Business applications

Introducing spatial thinking is also part of the new data analysis emphasis offered through Brandman’s MBA programs, said Monica Shukla-Belmontes, the assistant dean in the School of Business, who oversees the curriculum.

Monica Shukla-Belmontes
Associate Dean Monica Shukla-Belmontes

“We want them (MBA students) to know the best way to convey information whether it’s through maps or pie charts or other ways of looking at data using a geospatial approach,” said Shukla-Belmontes. “That’s the driving force behind this program. How do we make sure our graduates know how to understand and interpret the data and then communicate the information effectively so that those making the decisions can make the best decisions?”

“This is giving our business students an edge for understanding the data. This is not a data science program. This is applying the concepts,” she said.

The collaborative effort behind developing the programs also gave Esri the opportunity to fine-tune its approach to education, said Peake. “Location analytics is deeply embedded with modern technology. Understanding how to explore location-based data is going to be key to finding jobs and advancing careers over the next decade and beyond,”

Building as they learn

In each program – undergraduate, certificate or MBA – students are first introduced to the various ways other organizations have used GIS. That can be something as global and complex as how the World Health Organization and United Nations work with Esri to understand the spread of the Zika virus or the potential effects caused by raising the minimum wage. It can be as local as how a business could map out the location of competitors and potential customers to decide where to add a new store. It can be a nonprofit, such as the Dolores Huerta Foundation, using GIS and Esri storytelling tools to further social justice by explaining the impact of pesticides on farmworkers.

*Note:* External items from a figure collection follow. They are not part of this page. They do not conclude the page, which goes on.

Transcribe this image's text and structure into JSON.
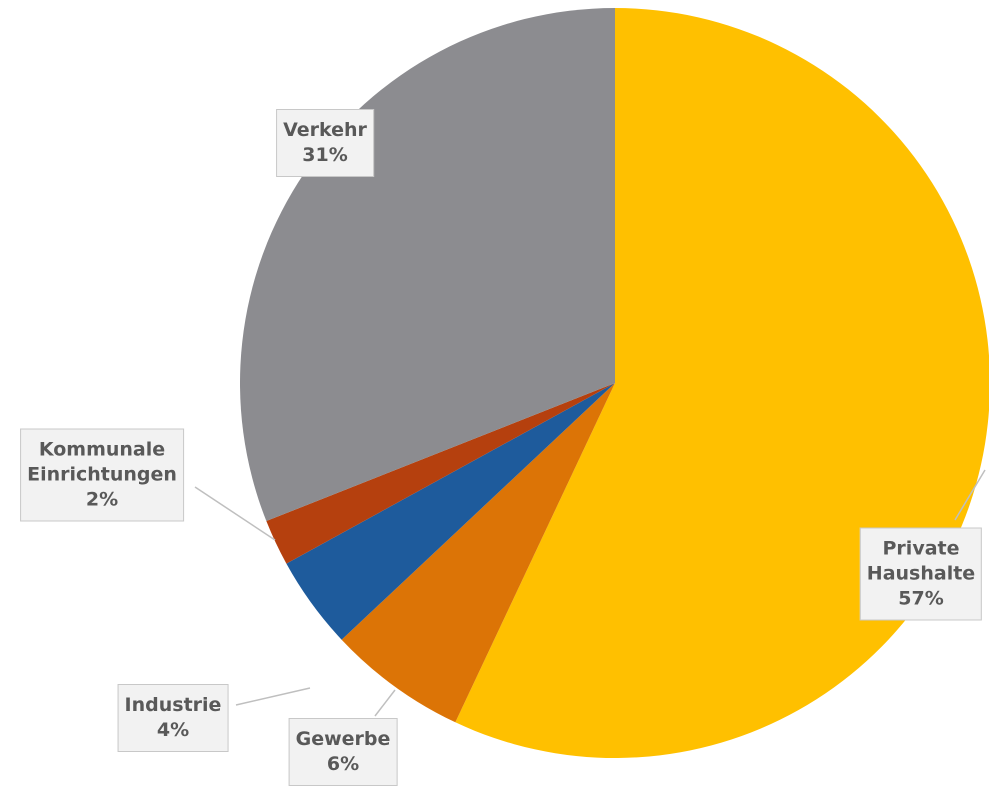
{
  "chart_data": {
    "type": "pie",
    "categories": [
      "Private Haushalte",
      "Gewerbe",
      "Industrie",
      "Kommunale Einrichtungen",
      "Verkehr"
    ],
    "values": [
      57,
      6,
      4,
      2,
      31
    ],
    "value_labels": [
      "57%",
      "6%",
      "4%",
      "2%",
      "31%"
    ],
    "colors": [
      "#FFC000",
      "#DC7406",
      "#1E5B9C",
      "#B5400E",
      "#8C8C90"
    ]
  }
}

In the next phase of each program, students apply those concepts to problems they want solved. Social science students might focus on anything from a health issue to homelessness. A business student might look at how location relates to profitability in the company where they work. A nonprofit volunteer might use Esri’s 1-2-3 survey tool to gather information about the people being served and then use the storytelling tool to craft a presentation for potential donors or an annual report.

“GIS is all about solving problems, taking information, understanding it and taking action,” said Steinberg. “That is also what sets Brandman apart from other universities. We lead by teaching problem-solving. The concepts of applied learning and the technology are there to help students achieve success.”